A growing trend in the disaster recovery arena for cloud providers is the use of load-balanced data centres instead of hot-cold data centres. Companies are deploying private clouds that are load balanced between their data centres to take care of disaster needs. If one data centre suffered from a disaster, the other data centre would be operating even though it is at reduced capacity.

But there are still challenges. Tracking the various configurations of the infrastructure of an application is tricky. Each application creates server names, selects open IP addresses, addresses DNS mappings, defines physical and virtual servers, creates firewall rules, defines SAN and NAS configurations, implements load balancer rules, and defines database clusters.

All of these elements exist for an application in each environment, such as development, test and production. Many of these application configurations are maintained by multiple web-based applications. The maintenance applications are not integrated and therefore the metadata application configurations are not centralised. Worse yet administrative changes are made to products at implementation time — due to urgency, like a SAN subsystem, that are not captured in the change management system. Hence the metadata is often out of date also.

It would be great to have a tool to clone the configuration in one data centre to the other data centre it is load balanced with. The configuration would need unique server names, new IP addresses. It would model the symmetry of the application in the other data centre while still providing necessary infrastructure if the other data centre fails. But creation of a tool or wizard would be difficult considering all of the valid permutations of products that could be configured.

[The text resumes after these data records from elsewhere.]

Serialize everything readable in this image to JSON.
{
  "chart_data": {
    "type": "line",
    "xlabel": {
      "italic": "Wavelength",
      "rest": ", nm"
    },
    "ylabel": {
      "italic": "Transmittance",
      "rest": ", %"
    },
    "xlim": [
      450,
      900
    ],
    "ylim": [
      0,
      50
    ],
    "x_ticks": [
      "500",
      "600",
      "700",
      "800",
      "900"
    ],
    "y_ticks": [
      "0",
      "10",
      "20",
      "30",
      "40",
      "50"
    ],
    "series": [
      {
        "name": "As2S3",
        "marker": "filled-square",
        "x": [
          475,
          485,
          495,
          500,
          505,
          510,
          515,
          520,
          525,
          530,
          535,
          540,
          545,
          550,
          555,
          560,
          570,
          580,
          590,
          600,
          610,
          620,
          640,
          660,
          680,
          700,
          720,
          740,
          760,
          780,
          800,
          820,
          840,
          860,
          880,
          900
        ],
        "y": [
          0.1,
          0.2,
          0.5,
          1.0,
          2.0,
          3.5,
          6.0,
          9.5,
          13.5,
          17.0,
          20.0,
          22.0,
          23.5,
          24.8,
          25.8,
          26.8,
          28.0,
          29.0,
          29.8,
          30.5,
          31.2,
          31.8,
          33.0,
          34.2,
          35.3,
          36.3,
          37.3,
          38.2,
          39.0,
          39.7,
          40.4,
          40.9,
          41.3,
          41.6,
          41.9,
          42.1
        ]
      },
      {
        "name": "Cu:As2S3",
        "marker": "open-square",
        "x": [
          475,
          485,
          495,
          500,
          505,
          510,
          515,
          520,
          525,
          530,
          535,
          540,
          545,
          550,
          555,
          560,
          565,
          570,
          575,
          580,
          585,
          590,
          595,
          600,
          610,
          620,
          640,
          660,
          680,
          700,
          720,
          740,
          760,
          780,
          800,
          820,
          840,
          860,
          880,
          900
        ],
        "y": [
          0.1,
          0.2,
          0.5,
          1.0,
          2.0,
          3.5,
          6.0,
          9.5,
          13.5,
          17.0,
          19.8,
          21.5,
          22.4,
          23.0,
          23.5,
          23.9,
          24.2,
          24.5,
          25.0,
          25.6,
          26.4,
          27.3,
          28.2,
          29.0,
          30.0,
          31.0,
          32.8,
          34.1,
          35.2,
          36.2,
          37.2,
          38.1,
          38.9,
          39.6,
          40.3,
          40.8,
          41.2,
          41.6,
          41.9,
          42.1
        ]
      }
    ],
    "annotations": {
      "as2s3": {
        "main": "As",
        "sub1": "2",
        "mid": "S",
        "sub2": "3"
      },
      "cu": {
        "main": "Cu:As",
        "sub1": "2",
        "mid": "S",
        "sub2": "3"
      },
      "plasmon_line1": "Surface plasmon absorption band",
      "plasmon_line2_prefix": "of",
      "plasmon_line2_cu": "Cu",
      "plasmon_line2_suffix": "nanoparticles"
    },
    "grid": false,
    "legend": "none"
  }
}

So, centralisation of infrastructure configuration metadata is critical. Without the centralisation of the parameters and a versioning of them the deployed application and its supporting infrastructure will drift in small ways over time. Small configuration changes can cause problems in both the primary and secondary load-balanced data centre. If the configuration data is not versioned, it may be very difficult to return the data centre back to a stable state when a change leads to immediate production errors.

It also points to certification of critical elements of the architecture. Companies should have a policy that states that only tested product configurations, such as versions of virtualised machines on kernel software or operating systems, can be deployed within the data centre. Only specific versions of firewall hardware can be deployed in the various data centres. Another danger is to have a lack of options, such as single-sourced software or hardware, for various infrastructure components. If there is a common flaw in hardware or bug in software it could lead to a dramatic failure in multiple data centres.

In conclusion, corporations are addressing disaster recovery concerns by deploying applications in load-balanced architectures. But this doesn't protect against human error, particularly configuration errors. Corporations may turn to certified components like specific virtual machines or load balancers to avoid some of the disasters due to an untested configuration or a lack of versioning of configuration metadata. Configuration metadata needs to be stored in a centralised manner and versioned so that the application can fall back to a trusted configuration if errors occur.